La responsabilità di cui all’art. 2049 c.c. è, secondo l’orientamento prevalente, un’ipotesi di responsabilità oggettiva per fatto altrui, che presuppone solo la sussistenza di un rapporto di preposizione e il nesso di occasionalità necessaria tra le mansioni cui è adibito il preposto e la commissione dell’illecito (Cass. civ., sez. III, 19 luglio 2012, n. 12448). L’art. 2048 c.c., invece, configura un’ipotesi di responsabilità per fatto proprio, seppur caratterizzata – in deroga al regime ordinario di cui all’art. 2043 c.c. – da una presunzione di colpa. Infatti, nell’ipotesi in cui il minore subisca un danno nel periodo di tempo in cui è affidato all’insegnante, l’ordinamento pone a carico di quest’ultimo una presunzione di omesso rispetto dell’obbligo di vigilanza imposto dal codice civile. Nel giudizio risarcitorio, pertanto, il danneggiato ha l’onere di provare che il danno è stato cagionato al minore durante il tempo in cui lo stesso era affidato alla vigilanza del personale scolastico, poiché la dimostrazione del fatto costitutivo della propria pretesa è “sufficiente a rendere operante la presunzione di colpa nei confronti del danneggiante, per inosservanza dell’obbligo di sorveglianza” (Cass. civ., sez. III, 10 ottobre 2008, n. 24997). Se l’insegnante non prova l’inevitabilità dell’evento dannoso, sussiste, oltre alla sua responsabilità, la responsabilità indiretta dell'istituto scolastico con il quale detto insegnante intratteneva il rapporto di lavoro, responsabilità che, traendo fondamento dalla rigorosa previsione dell’art. 2049 c.c., non ammette prova liberatoria da parte del datore di lavoro, sul quale grava il rischio di impresa (Cass. civ. sez. III, 18 luglio 2003, n. 11241).

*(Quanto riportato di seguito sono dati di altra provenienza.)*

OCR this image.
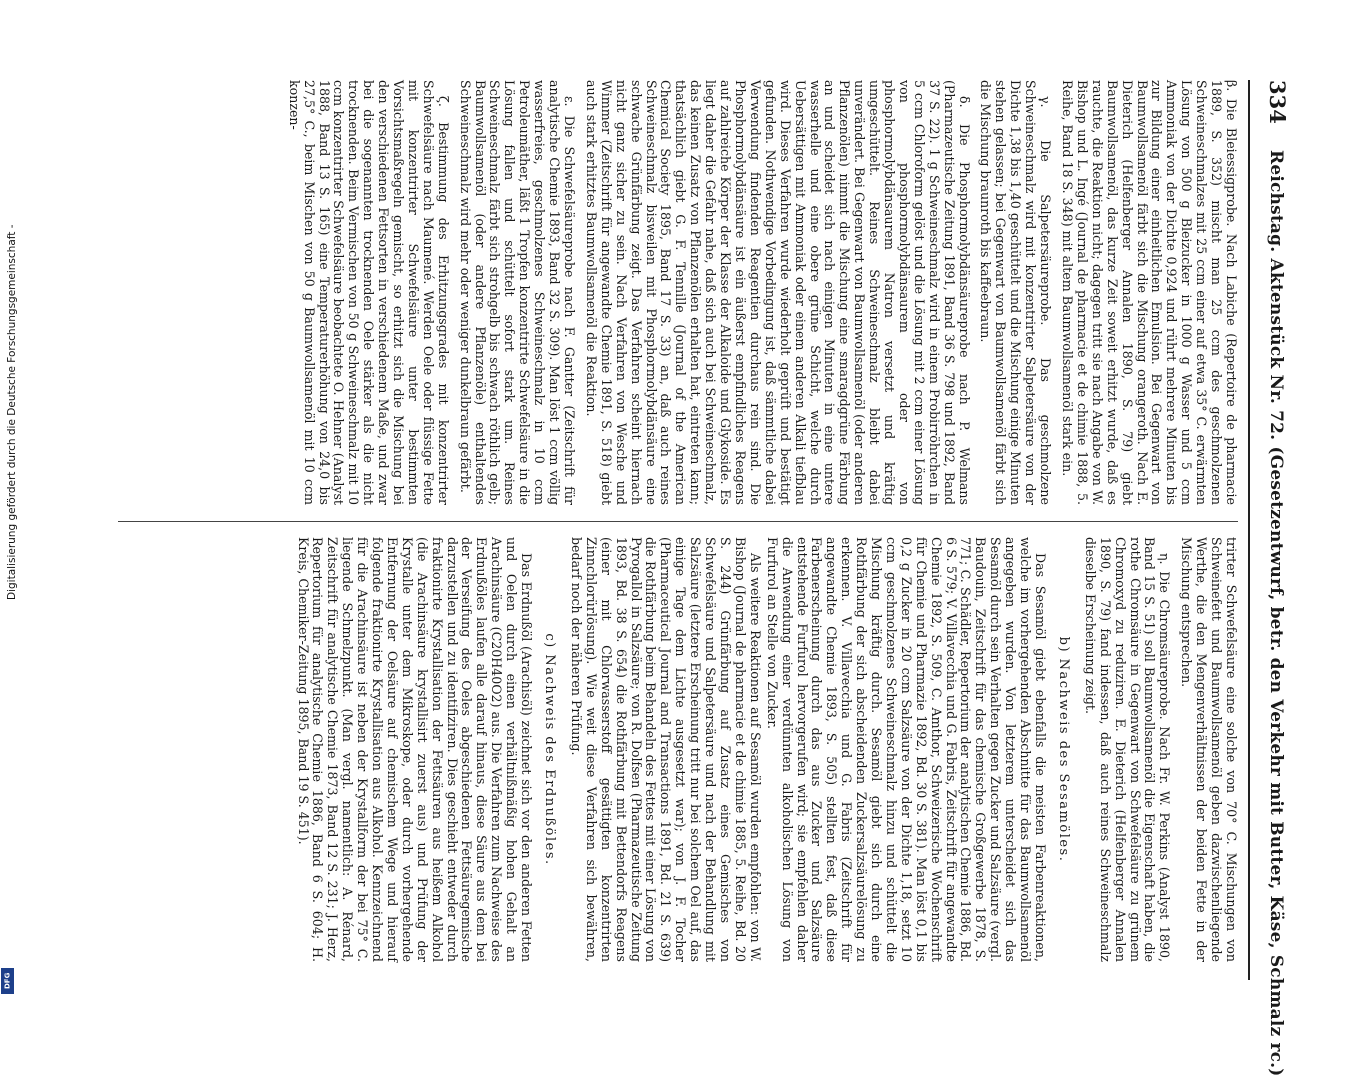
334
Reichstag. Aktenstück Nr. 72. (Gesetzentwurf, betr. den Verkehr mit Butter, Käse, Schmalz rc.)

β. Die Bleiessigprobe. Nach Labiche (Repertoire de pharmacie 1889, S. 352) mischt man 25 ccm des geschmolzenen Schweineschmalzes mit 25 ccm einer auf etwa 35° C. erwärmten Lösung von 500 g Bleizucker in 1000 g Wasser und 5 ccm Ammoniak von der Dichte 0,924 und rührt mehrere Minuten bis zur Bildung einer einheitlichen Emulsion. Bei Gegenwart von Baumwollsamenöl färbt sich die Mischung orangeroth. Nach E. Dieterich (Helfenberger Annalen 1890, S. 79) giebt Baumwollsamenöl, das kurze Zeit soweit erhitzt wurde, daß es rauchte, die Reaktion nicht; dagegen tritt sie nach Angabe von W. Bishop und L. Ingé (Journal de pharmacie et de chimie 1888, 5. Reihe, Band 18 S. 348) mit altem Baumwollsamenöl stark ein.

γ. Die Salpetersäureprobe. Das geschmolzene Schweineschmalz wird mit konzentrirter Salpetersäure von der Dichte 1,38 bis 1,40 geschüttelt und die Mischung einige Minuten stehen gelassen; bei Gegenwart von Baumwollsamenöl färbt sich die Mischung braunroth bis kaffeebraun.

δ. Die Phosphormolybdänsäureprobe nach P. Welmans (Pharmazeutische Zeitung 1891, Band 36 S. 798 und 1892, Band 37 S. 22). 1 g Schweineschmalz wird in einem Probirröhrchen in 5 ccm Chloroform gelöst und die Lösung mit 2 ccm einer Lösung von phosphormolybdänsaurem oder von phosphormolybdänsaurem Natron versetzt und kräftig umgeschüttelt. Reines Schweineschmalz bleibt dabei unverändert. Bei Gegenwart von Baumwollsamenöl (oder anderen Pflanzenölen) nimmt die Mischung eine smaragdgrüne Färbung an und scheidet sich nach einigen Minuten in eine untere wasserhelle und eine obere grüne Schicht, welche durch Uebersättigen mit Ammoniak oder einem anderen Alkali tiefblau wird. Dieses Verfahren wurde wiederholt geprüft und bestätigt gefunden. Nothwendige Vorbedingung ist, daß sämmtliche dabei Verwendung findenden Reagentien durchaus rein sind. Die Phosphormolybdänsäure ist ein äußerst empfindliches Reagens auf zahlreiche Körper der Klasse der Alkaloide und Glykoside. Es liegt daher die Gefahr nahe, daß sich auch bei Schweineschmalz, das keinen Zusatz von Pflanzenölen erhalten hat, eintreten kann; thatsächlich giebt G. F. Tennille (Journal of the American Chemical Society 1895, Band 17 S. 33) an, daß auch reines Schweineschmalz bisweilen mit Phosphormolybdänsäure eine schwache Grünfärbung zeigt. Das Verfahren scheint hiernach nicht ganz sicher zu sein. Nach Verfahren von Wesche und Wimmer (Zeitschrift für angewandte Chemie 1891, S. 518) giebt auch stark erhitztes Baumwollsamenöl die Reaktion.

ε. Die Schwefelsäureprobe nach F. Gantter (Zeitschrift für analytische Chemie 1893, Band 32 S. 309). Man löst 1 ccm völlig wasserfreies, geschmolzenes Schweineschmalz in 10 ccm Petroleumäther, läßt 1 Tropfen konzentrirte Schwefelsäure in die Lösung fallen und schüttelt sofort stark um. Reines Schweineschmalz färbt sich strohgelb bis schwach röthlich gelb; Baumwollsamenöl (oder andere Pflanzenöle) enthaltendes Schweineschmalz wird mehr oder weniger dunkelbraun gefärbt.

ζ. Bestimmung des Erhitzungsgrades mit konzentrirter Schwefelsäure nach Maumené. Werden Oele oder flüssige Fette mit konzentrirter Schwefelsäure unter bestimmten Vorsichtsmaßregeln gemischt, so erhitzt sich die Mischung bei den verschiedenen Fettsorten in verschiedenem Maße, und zwar bei die sogenannten trocknenden Oele stärker als die nicht trocknenden. Beim Vermischen von 50 g Schweineschmalz mit 10 ccm konzentrirter Schwefelsäure beobachtete O. Hehner (Analyst 1888, Band 13 S. 165) eine Temperaturerhöhung von 24,0 bis 27,5° C., beim Mischen von 50 g Baumwollsamenöl mit 10 ccm konzen-

trirter Schwefelsäure eine solche von 70° C. Mischungen von Schweinefett und Baumwollsamenöl geben dazwischenliegende Werthe, die den Mengenverhältnissen der beiden Fette in der Mischung entsprechen.

η. Die Chromsäureprobe. Nach Fr. W. Perkins (Analyst 1890, Band 15 S. 51) soll Baumwollsamenöl die Eigenschaft haben, die rothe Chromsäure in Gegenwart von Schwefelsäure zu grünem Chromoxyd zu reduziren. E. Dieterich (Helfenberger Annalen 1890, S. 79) fand indessen, daß auch reines Schweineschmalz dieselbe Erscheinung zeigt.

b) Nachweis des Sesamöles.

Das Sesamöl giebt ebenfalls die meisten Farbenreaktionen, welche im vorhergehenden Abschnitte für das Baumwollsamenöl angegeben wurden. Von letzterem unterscheidet sich das Sesamöl durch sein Verhalten gegen Zucker und Salzsäure (vergl. Baudouin, Zeitschrift für das chemische Großgewerbe 1878, S. 771; C. Schädler, Repertorium der analytischen Chemie 1886, Bd. 6 S. 579; V. Villavecchia und G. Fabris, Zeitschrift für angewandte Chemie 1892, S. 509, C. Amthor, Schweizerische Wochenschrift für Chemie und Pharmazie 1892, Bd. 30 S. 381). Man löst 0,1 bis 0,2 g Zucker in 20 ccm Salzsäure von der Dichte 1,18, setzt 10 ccm geschmolzenes Schweineschmalz hinzu und schüttelt die Mischung kräftig durch. Sesamöl giebt sich durch eine Rothfärbung der sich abscheidenden Zuckersalzsäurelösung zu erkennen. V. Villavecchia und G. Fabris (Zeitschrift für angewandte Chemie 1893, S. 505) stellten fest, daß diese Farbenerscheinung durch das aus Zucker und Salzsäure entstehende Furfurol hervorgerufen wird; sie empfehlen daher die Anwendung einer verdünnten alkoholischen Lösung von Furfurol an Stelle von Zucker.

Als weitere Reaktionen auf Sesamöl wurden empfohlen: von W. Bishop (Journal de pharmacie et de chimie 1885, 5. Reihe, Bd. 20 S. 244) Grünfärbung auf Zusatz eines Gemisches von Schwefelsäure und Salpetersäure und nach der Behandlung mit Salzsäure (letztere Erscheinung tritt nur bei solchem Oel auf, das einige Tage dem Lichte ausgesetzt war); von J. F. Tocher (Pharmaceutical Journal and Transactions 1891, Bd. 21 S. 639) die Rothfärbung beim Behandeln des Fettes mit einer Lösung von Pyrogallol in Salzsäure; von R. Dolfsen (Pharmazeutische Zeitung 1893, Bd. 38 S. 654) die Rothfärbung mit Bettendorfs Reagens (einer mit Chlorwasserstoff gesättigten konzentrirten Zinnchlorürlösung). Wie weit diese Verfahren sich bewähren, bedarf noch der näheren Prüfung.

c) Nachweis des Erdnußöles.

Das Erdnußöl (Arachisöl) zeichnet sich vor den anderen Fetten und Oelen durch einen verhältnißmäßig hohen Gehalt an Arachinsäure (C20H40O2) aus. Die Verfahren zum Nachweise des Erdnußöles laufen alle darauf hinaus, diese Säure aus dem bei der Verseifung des Oeles abgeschiedenen Fettsäuregemische darzustellen und zu identifiziren. Dies geschieht entweder durch fraktionirte Krystallisation der Fettsäuren aus heißem Alkohol (die Arachinsäure krystallisirt zuerst aus) und Prüfung der Krystalle unter dem Mikroskope, oder durch vorhergehende Entfernung der Oelsäure auf chemischem Wege und hierauf folgende fraktionirte Krystallisation aus Alkohol. Kennzeichnend für die Arachinsäure ist neben der Krystallform der bei 75° C. liegende Schmelzpunkt. (Man vergl. namentlich: A. Rénard, Zeitschrift für analytische Chemie 1873, Band 12 S. 231; J. Herz, Repertorium für analytische Chemie 1886, Band 6 S. 604; H. Kreis, Chemiker-Zeitung 1895, Band 19 S. 451).

Digitalisierung gefördert durch die Deutsche Forschungsgemeinschaft -
DFG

Alla luce di quanto esposto, il provvedimento del Tribunale di Milano porta a diverse letture argomentative: da un lato, riconosce il fatto illecito “modifica della fotografia in termini offensivi e sua divulgazione”, tuttavia, esclude gli effetti/responsabilità in quanto ciò non era accaduto durante gli orari di scuola. Ulteriore riflessione riguarda il danno in sé: il giudice riconosce un fatto illecito (tra l’altro in contrasto con il regolamento della scuola), ma esclude il risarcimento poiché non provato il nesso di causalità, ovvero quali sono i danni “effettivamente” subìti dalla minore.